韩家主心中惊疑不定,昨夜正庭回府后,一字不差的将杨太傅的计划告知于他,让他在朝堂之上务必全力配合,好一举扳倒户部尚书蒲亭。
今日他做好了准备,怎么杨太傅那儿却一点儿动静都没有,难道是正庭的传话有误?
面对其余人的打量,杨一殊如磐石一般,没有给出分毫反应。
与韩家主同样怀有犹疑的还有他人,其中便有秦仲。
秦仲紧皱着眉头,眼中忧虑之色渐浓,他默不作声的看向杨一殊的方向,隐藏在长袍之下的脚忽而地踏出去,再过一会儿却又默默的收了回来。
他身为御史,便要弹劾天下不公之事。
然空口无凭,他苦于没有证据,只能暗自哀叹,大有就此作罢之意。
而且不知为何,他总有一股莫名其妙的直觉好事,只要自己一脚踏出去便会立刻被人当做枪使。
所谓枪打出头鸟,他若出去了,第一个直面晋安皇怒气的人便是自己了。
眼看文武百官寂静无声,元夷清了清嗓子,再用尖利的嗓子拉长了声音报:“退……”
“等等——”不等元夷将话说完,守在金銮殿外的禁卫军蓦然开口打断。
众人闻声望去,一身穿盔甲的男子大跨步而进,站在百官之外抱拳跪下:“陛下,殿外刑部主事田升阳求见,说有要事相禀!”
晋安皇眉宇间划过一抹深思,他挑了挑眉头,看向金銮殿的某一处:“刑部的人?”
察觉晋安黄的视线正在注视自己,刑部尚书叶泉眉心一跳,忙拱手道:“臣也不知田升阳所为何事,陛下何不召他一问?”
闻言,杨一殊也点头附和:“刑部的人一向懂规矩,听闻田升阳生性稳重,能让他闯金銮殿,定然有大事发生。”
话已至此,晋安皇自然不做他想,大手一挥便让人去将等在殿外的田升阳请进来。
见此,杨一殊低头,嘴边荡开一抹浅浅笑意。
人来了,好戏就要开场了。
一直暗中打量着杨一殊的蒋伯文见他莫名一笑,心中忽然有了不好的预感。
可惜他人在朝堂,就算本事通天,也不知外界到底发生了何事。
很快,田升阳疾步上前,俯首跪在殿中:“微臣田升阳见过陛下。”
晋安皇摆了摆手,示意他起来:“免礼,田主事有话直说。”
“谢陛下隆恩。”田升阳站了起来,垂眸望向光滑的地方,扬声道:“今日辰初,有一名唤白逸的男子登上申冤台,击鼓申冤。”
“哦?竟有此事?”晋安皇微微讶异的道。
他登基至今,已有几十年,这些年间从未有人敢登申冤台申冤。
今日突然听闻有人击鼓鸣冤,他倒是有些新鲜。
“有一事微臣不敢做主,特来请问陛下的意思。”田升阳如实道。
“刑部负责审案查案,既有人鸣冤,你大可按规矩条例行事,问朕又有何用?”晋安皇心生不悦,这田主事是越活越回去了,一点小事何须来过问他的意见?

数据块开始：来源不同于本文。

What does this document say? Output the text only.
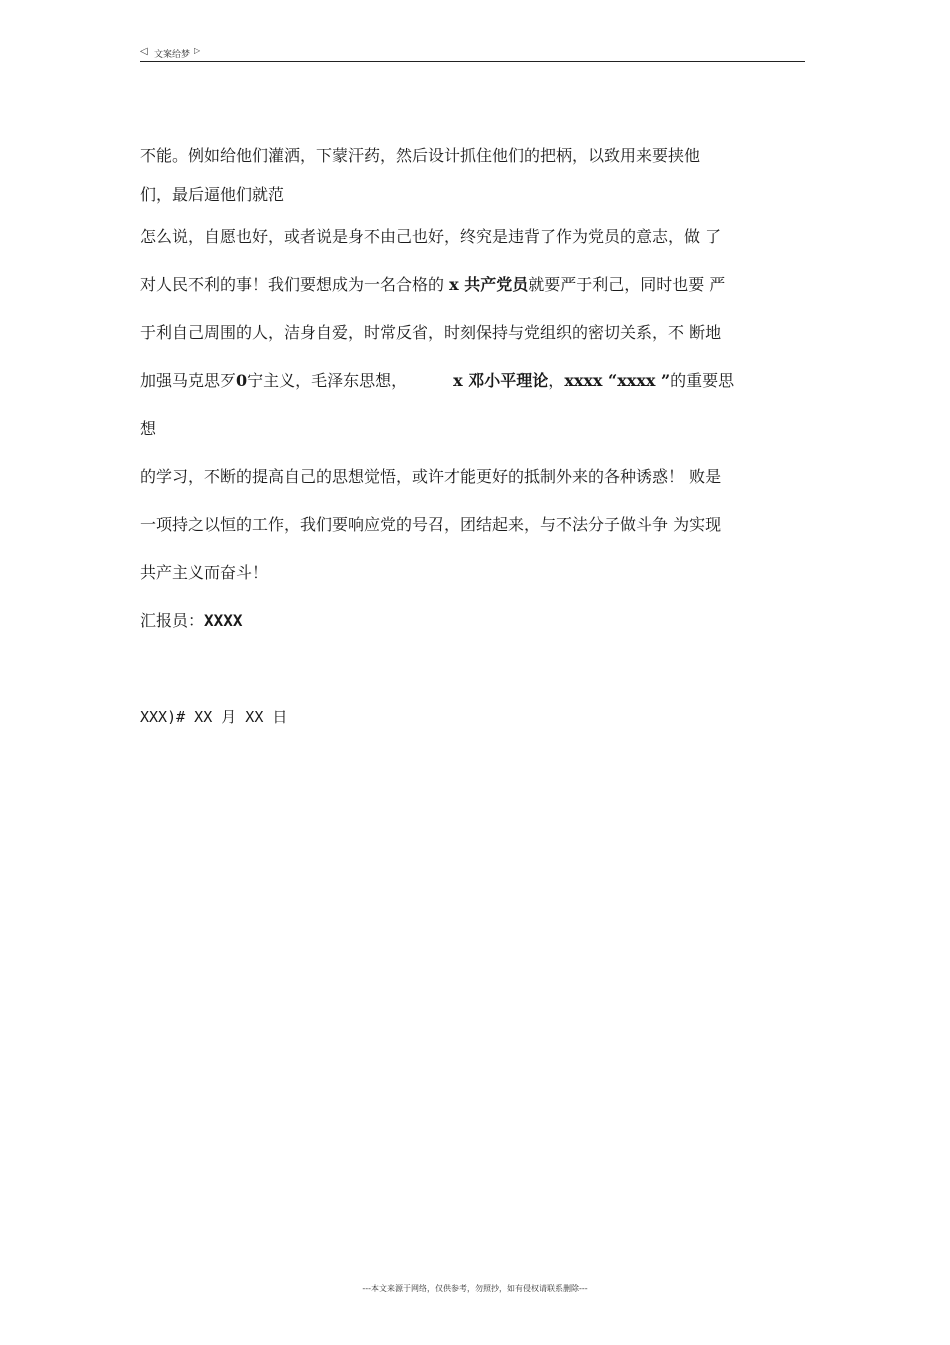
◁ 文案给梦 ▷
不能。例如给他们灌洒，下蒙汗药，然后设计抓住他们的把柄，以致用来要挟他
们，最后逼他们就范
怎么说，自愿也好，或者说是身不由己也好，终究是违背了作为党员的意志，做 了
对人民不利的事！我们要想成为一名合格的 x 共产党员就要严于利己，同时也要 严
于利自己周围的人，洁身自爱，时常反省，时刻保持与党组织的密切关系，不 断地
加强马克思歹0宁主义，毛泽东思想，	x 邓小平理论，xxxx “xxxx ”的重要思
想
的学习，不断的提高自己的思想觉悟，或许才能更好的抵制外来的各种诱惑！ 败是
一项持之以恒的工作，我们要响应党的号召，团结起来，与不法分子做斗争 为实现
共产主义而奋斗！
汇报员：XXXX
XXX)# XX 月 XX 日
---本文来源于网络，仅供参考，勿照抄，如有侵权请联系删除---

“因原告所状告之人身份不凡,以微臣的职务,无法越级捉拿。”
一听身份不凡,晋安皇不悦之色尽散,拧紧了眉头,威严的眸子浮现一股怒意,冷声道:“那人状告的是谁?”
“回陛下的话,被告正是——户部尚书蒲亭!”
听到这话,朝中上下一片哗然。
户部尚书所犯何事?
这件事怎么又扯到户部尚书身上了?
谁有胆子敢状告朝廷二品大员?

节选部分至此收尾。